Le jeune Complexe culturel Félix-Leclerc, connu aussi sous le nom de la Corporation de développement des arts et de la culture de Ville de La Tuque, a raflé deux nouveaux prix (le Prix Diffuseur de l'année et le Prix Initiative) lors de la récente édition du gala des Prix RIDEAU. Comble du bonheur, il s'était aussi distingué l'année dernière en gagnant le Prix Partenariat. Jamais, dans toute l'histoire de RIDEAU, association qui regroupe les diffuseurs de spectacles, un tel événement ne s'était produit, soit qu'un de ses membres remporte trois récompenses en si peu de temps. Et il semblerait qu'une seule médaille manque à la collection du complexe de La Tuque: le Prix Reconnaissance, qui souligne des années de labeur.

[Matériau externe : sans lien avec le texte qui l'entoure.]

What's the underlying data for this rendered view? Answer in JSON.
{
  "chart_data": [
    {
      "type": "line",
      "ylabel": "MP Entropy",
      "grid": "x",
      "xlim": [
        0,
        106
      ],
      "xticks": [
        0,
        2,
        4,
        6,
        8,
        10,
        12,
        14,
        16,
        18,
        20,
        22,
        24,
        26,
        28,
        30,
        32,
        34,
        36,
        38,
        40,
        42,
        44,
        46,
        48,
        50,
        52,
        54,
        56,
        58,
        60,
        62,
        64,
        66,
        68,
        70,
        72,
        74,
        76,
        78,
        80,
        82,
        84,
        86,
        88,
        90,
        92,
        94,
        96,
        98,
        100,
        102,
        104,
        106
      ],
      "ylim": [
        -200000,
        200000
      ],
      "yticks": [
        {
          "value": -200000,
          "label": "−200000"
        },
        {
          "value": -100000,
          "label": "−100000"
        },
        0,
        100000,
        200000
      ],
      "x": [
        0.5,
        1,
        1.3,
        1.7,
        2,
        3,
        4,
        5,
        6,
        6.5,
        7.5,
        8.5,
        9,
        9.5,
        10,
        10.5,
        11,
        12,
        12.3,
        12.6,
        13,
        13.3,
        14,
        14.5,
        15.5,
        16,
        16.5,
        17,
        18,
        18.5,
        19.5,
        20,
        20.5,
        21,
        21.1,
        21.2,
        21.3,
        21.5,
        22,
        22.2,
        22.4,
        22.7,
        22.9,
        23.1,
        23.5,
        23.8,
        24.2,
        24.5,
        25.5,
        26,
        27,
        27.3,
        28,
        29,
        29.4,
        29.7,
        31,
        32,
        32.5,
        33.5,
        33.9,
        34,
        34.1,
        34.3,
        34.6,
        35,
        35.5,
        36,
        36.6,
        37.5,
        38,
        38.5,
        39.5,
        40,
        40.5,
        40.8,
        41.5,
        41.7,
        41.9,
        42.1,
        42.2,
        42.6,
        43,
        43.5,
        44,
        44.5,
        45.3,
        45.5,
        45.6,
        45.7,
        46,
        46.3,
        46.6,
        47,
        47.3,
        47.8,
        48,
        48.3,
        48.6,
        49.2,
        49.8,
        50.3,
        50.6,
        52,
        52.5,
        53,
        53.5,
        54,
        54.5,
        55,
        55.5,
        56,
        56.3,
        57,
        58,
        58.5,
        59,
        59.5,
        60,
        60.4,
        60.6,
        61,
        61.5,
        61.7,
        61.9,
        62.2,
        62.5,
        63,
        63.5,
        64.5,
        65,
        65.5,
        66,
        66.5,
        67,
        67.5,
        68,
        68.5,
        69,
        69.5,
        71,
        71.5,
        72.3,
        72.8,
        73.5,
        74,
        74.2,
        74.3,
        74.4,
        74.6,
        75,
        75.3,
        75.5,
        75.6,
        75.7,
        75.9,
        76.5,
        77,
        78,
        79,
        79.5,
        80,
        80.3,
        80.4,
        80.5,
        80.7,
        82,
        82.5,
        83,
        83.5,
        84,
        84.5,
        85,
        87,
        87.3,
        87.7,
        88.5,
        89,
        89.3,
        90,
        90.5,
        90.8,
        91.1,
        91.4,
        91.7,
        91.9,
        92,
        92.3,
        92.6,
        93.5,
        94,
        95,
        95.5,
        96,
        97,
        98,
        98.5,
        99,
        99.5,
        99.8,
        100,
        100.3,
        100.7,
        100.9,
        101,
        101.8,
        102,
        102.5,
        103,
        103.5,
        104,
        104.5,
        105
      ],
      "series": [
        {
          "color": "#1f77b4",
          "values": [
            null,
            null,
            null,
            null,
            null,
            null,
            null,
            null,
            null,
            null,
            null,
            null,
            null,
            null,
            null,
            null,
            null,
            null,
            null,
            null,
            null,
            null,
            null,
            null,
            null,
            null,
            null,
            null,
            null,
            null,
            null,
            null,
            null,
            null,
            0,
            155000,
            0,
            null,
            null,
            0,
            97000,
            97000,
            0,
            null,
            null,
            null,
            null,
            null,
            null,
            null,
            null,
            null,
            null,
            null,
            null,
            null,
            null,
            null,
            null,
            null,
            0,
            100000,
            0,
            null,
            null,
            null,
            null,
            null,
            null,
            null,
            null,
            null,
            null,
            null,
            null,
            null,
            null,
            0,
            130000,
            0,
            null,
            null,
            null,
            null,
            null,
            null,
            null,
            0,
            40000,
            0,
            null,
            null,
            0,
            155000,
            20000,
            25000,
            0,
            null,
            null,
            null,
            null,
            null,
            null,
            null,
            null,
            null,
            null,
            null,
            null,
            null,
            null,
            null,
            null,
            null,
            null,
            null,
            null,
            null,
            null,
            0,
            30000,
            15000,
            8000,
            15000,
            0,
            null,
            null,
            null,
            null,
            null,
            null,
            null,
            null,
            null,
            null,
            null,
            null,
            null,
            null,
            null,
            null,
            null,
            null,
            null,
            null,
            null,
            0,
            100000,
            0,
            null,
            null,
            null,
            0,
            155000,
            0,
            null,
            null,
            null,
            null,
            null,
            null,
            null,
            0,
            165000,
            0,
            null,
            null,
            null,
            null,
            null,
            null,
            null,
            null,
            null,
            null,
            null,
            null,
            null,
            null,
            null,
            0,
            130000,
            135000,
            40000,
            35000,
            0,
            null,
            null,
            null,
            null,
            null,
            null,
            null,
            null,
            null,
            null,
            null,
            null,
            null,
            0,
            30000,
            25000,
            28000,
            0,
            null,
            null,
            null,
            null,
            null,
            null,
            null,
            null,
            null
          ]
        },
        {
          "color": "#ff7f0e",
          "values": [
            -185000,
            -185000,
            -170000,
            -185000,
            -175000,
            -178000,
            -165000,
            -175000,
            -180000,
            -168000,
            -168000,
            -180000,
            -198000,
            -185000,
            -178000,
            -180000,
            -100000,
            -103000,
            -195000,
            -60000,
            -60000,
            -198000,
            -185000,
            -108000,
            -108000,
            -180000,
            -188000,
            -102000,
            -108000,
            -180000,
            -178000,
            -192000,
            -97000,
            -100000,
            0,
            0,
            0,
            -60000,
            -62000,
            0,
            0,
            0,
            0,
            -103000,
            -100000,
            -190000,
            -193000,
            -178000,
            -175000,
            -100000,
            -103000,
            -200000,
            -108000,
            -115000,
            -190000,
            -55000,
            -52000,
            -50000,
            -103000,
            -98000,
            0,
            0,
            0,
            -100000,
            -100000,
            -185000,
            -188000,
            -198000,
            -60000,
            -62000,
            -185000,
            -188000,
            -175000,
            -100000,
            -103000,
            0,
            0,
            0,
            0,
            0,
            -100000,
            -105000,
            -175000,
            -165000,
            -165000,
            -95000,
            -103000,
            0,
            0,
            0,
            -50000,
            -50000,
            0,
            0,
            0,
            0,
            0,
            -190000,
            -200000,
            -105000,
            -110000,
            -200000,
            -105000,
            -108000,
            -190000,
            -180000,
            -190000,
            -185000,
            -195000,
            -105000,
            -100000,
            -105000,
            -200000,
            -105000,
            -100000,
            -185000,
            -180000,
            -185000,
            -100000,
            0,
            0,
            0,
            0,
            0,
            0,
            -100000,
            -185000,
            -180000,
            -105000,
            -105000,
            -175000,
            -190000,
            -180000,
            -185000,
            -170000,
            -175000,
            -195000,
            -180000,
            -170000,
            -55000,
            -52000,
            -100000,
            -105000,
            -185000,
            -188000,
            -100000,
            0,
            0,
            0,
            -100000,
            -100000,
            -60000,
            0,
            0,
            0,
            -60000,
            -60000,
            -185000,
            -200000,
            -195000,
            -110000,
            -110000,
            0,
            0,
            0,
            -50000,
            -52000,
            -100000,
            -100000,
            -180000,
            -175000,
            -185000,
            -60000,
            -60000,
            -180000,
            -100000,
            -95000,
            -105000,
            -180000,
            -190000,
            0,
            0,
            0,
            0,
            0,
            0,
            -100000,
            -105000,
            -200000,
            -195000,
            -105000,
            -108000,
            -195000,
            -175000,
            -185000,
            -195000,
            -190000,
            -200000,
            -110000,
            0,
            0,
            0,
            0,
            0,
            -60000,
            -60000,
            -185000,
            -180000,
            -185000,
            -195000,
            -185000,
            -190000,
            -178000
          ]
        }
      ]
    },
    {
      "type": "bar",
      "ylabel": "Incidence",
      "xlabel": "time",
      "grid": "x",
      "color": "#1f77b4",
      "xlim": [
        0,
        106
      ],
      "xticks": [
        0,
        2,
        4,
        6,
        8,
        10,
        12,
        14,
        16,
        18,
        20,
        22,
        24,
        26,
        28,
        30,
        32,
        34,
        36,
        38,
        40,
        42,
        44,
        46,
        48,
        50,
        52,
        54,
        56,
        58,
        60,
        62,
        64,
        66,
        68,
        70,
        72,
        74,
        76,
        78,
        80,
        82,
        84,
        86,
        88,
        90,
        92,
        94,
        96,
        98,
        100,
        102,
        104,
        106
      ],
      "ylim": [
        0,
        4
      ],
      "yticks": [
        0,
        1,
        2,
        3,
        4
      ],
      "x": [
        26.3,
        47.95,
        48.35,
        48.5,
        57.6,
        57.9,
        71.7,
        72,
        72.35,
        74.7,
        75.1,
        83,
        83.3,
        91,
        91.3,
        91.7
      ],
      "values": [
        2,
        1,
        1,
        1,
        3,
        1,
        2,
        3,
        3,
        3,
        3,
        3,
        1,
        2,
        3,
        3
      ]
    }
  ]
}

Qu'il est rassurant de voir qu'une salle de spectacle établie dans une zone moins populeuse réussit à se démarquer sur la scène provinciale! Cela démontre que la culture n'est pas nécessairement laissée-pour-compte dans toutes les villes éloignées, qu'il y a une place de qualité pour elle, même dans un lieu que plusieurs considèrent comme le royaume du véhicule tout terrain. Finalement prise en charge par des gens dynamiques et motivés, elle a peut-être la possibilité de survivre dans toutes sortes de milieux.

En avant les bibites!
Après le projet chaotique de la Cité l'Émerillon, à propos duquel on se demande encore s'il aboutira un jour, le maire Yves Lévesque se risque maintenant à divulguer son intention de mettre sur pied un centre d'exposition d'insectes au parc portuaire. Un insectarium à Trois-Rivières? L'idée paraît intéressante, mais il manque quelques justifications avant de procéder à sa réalisation. D'abord, pourquoi une initiative autour des bibites? La région souffre assez de leur présence durant l'été que j'ai du mal à imaginer ses citoyens faire la queue afin d'aller les contempler, d'autant plus qu'il existe déjà un Insectarium à Montréal. On raconte que c'est à la suite d'une rencontre avec le chasseur d'insectes Georges Brossard, lors de la projection du film Le Papillon bleu, que l'homme de tête aurait eu cette idée. S'il avait rencontré un passionné des félins en allant voir Miaou!, aurions-nous eu droit à un musée du chat? J'ose espérer que non. Il existe sans doute un moyen pour dynamiser le parc portuaire, mais ce n'est sûrement pas l'arrivée d'une tonne de bibites qui réussira un tel tour de force. Il faudrait un projet un peu plus unique, qui répondrait vraiment aux besoins de la population.